Au Niger, comme au Bénin et au Burkina Faso, les autorités craignent une recrudescence de la fièvre de Lassa en Afrique de l'Ouest, en s'appuyant sur une augmentation des cas observés chez ses voisins. Sylvain Baize, de l'Institut Pasteur de Paris, fait le point sur la réalité de la menace sanitaire.

« Zoom sur un danger de mort », « Bénin : Un homme meurt du virus Lassa à Ségbana », « La fièvre de Lassa a fait 30 morts depuis janvier 2018 au Nigeria »… Depuis le début de l’année, plusieurs médias au Niger, au Burkina ou encore au Bénin ont multiplié les articles inquiets, voire alarmant, faisant planer la crainte de la propagation d’une nouvelle épidémie de la fièvre de Lassa en Afrique de l’Ouest. 

L’inquiétude est d’autant plus forte que la maladie, dans sa forme sévère, peut s’avérer létale (dans 1% des cas observés, selon l’OMS). D’autant que les symptômes de cette fièvre hémorragique virale aiguë sont proches de ceux d’Ebola.

Face à l’inquiétude naissante au sein de l’opinion publique, au Bénin, les autorités se préparent à cette éventualité. Le pays a d’ores et déjà mis en place des campagnes de sensibilisation et installé des salles d’isolement dans les hôpitaux. En 2016, l’épidémie de la fièvre de Lassa y avait fait 54 victimes.

Les autorités sanitaires nigériennes qui, elles aussi, s’inquiètent de cette situation dans ces pays frontaliers, ont rendu public le lundi 29 janvier un communiqué dans lequel elles appellent la population à la vigilance. 

Cette inquiétude est-elle justifiée ? Faut-il vraiment craindre une nouvelle flambée de la fièvre de Lassa en Afrique de l’Ouest ? Sylvain Baize, responsable de l’unité de biologie des infections virales émergentes à l’Institut Pasteur de Paris, analyse pour Jeune Afrique les contours de la situation actuelle et les précautions à prendre pour éviter la contagion.

Jeune Afrique : Plusieurs cas de fièvre de Lassa ont été détectés au Bénin et au Nigeria depuis le début de l’année. Faut-il craindre une flambée de la maladie en Afrique de l’Ouest ?

Sylvain Baize : Le virus Lassa est endémique au Nigeria. Tous les ans, à la même période, on recense à peu près le même nombre de cas. Au 25 janvier 2018, on recensait plusieurs cas dans dix États du Nigeria : 107 cas suspects, dont 67 confirmés, et 16 morts. Ces chiffres sont plus au moins similaires à ceux de l’année précédente.

Le Bénin, jusque-là épargné, voit cette maladie devenir désormais endémique. Une soixantaine de personnes ont été touchées en 2016. L’existence de cas sporadiques n’a rien de surprenante, dans la mesure où de nombreuses personnes circulent entre les deux pays. Elles ont aussi pu être infectées au Bénin. Mais pour le moment, on ignore s’il s’agit de cas autochtones ou importés.

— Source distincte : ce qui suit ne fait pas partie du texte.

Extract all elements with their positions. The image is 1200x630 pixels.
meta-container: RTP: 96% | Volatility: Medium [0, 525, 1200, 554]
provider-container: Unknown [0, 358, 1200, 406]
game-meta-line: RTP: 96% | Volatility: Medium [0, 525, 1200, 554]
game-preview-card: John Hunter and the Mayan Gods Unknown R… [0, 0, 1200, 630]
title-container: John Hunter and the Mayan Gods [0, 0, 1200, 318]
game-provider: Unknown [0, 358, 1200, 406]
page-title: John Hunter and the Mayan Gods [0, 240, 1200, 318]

A-t-on une idée du nombre de pays touchés dans la région ?

On peut parler d’une maladie endémique en ce qui concerne le Liberia, la Sierra Léone et la Guinée. Mais, comparé au Nigeria, le nombre de cas est moins élevé. C’est aussi en saison sèche qu’on dénombre plus de malades.

En regardant la carte de l’Afrique, on remarque une chose étonnante : la maladie n’est pas endémique dans plusieurs pays d’Afrique de l’Ouest, parmi lesquels la Côte d’Ivoire, le Burkina, le Mali, le Bénin et le Togo. On y note juste quelques cas sporadiques.

Les symptômes de la fièvre de Lassa sont similaires à ceux de plusieurs autres maladies, ce qui la rend plus difficilement détectable…

Les signes cliniques au début de la maladie sont similaires au paludisme : fièvre, céphalées, douleurs, etc. Il n’y a pas de test de diagnostic rapide (TDR) à l’instar du paludisme. Avant de pouvoir diagnostiquer une personne résidant en brousse, on perd donc beaucoup de temps. Au final, les signes spécifiques se manifestent dès lors qu’il y a hémorragie.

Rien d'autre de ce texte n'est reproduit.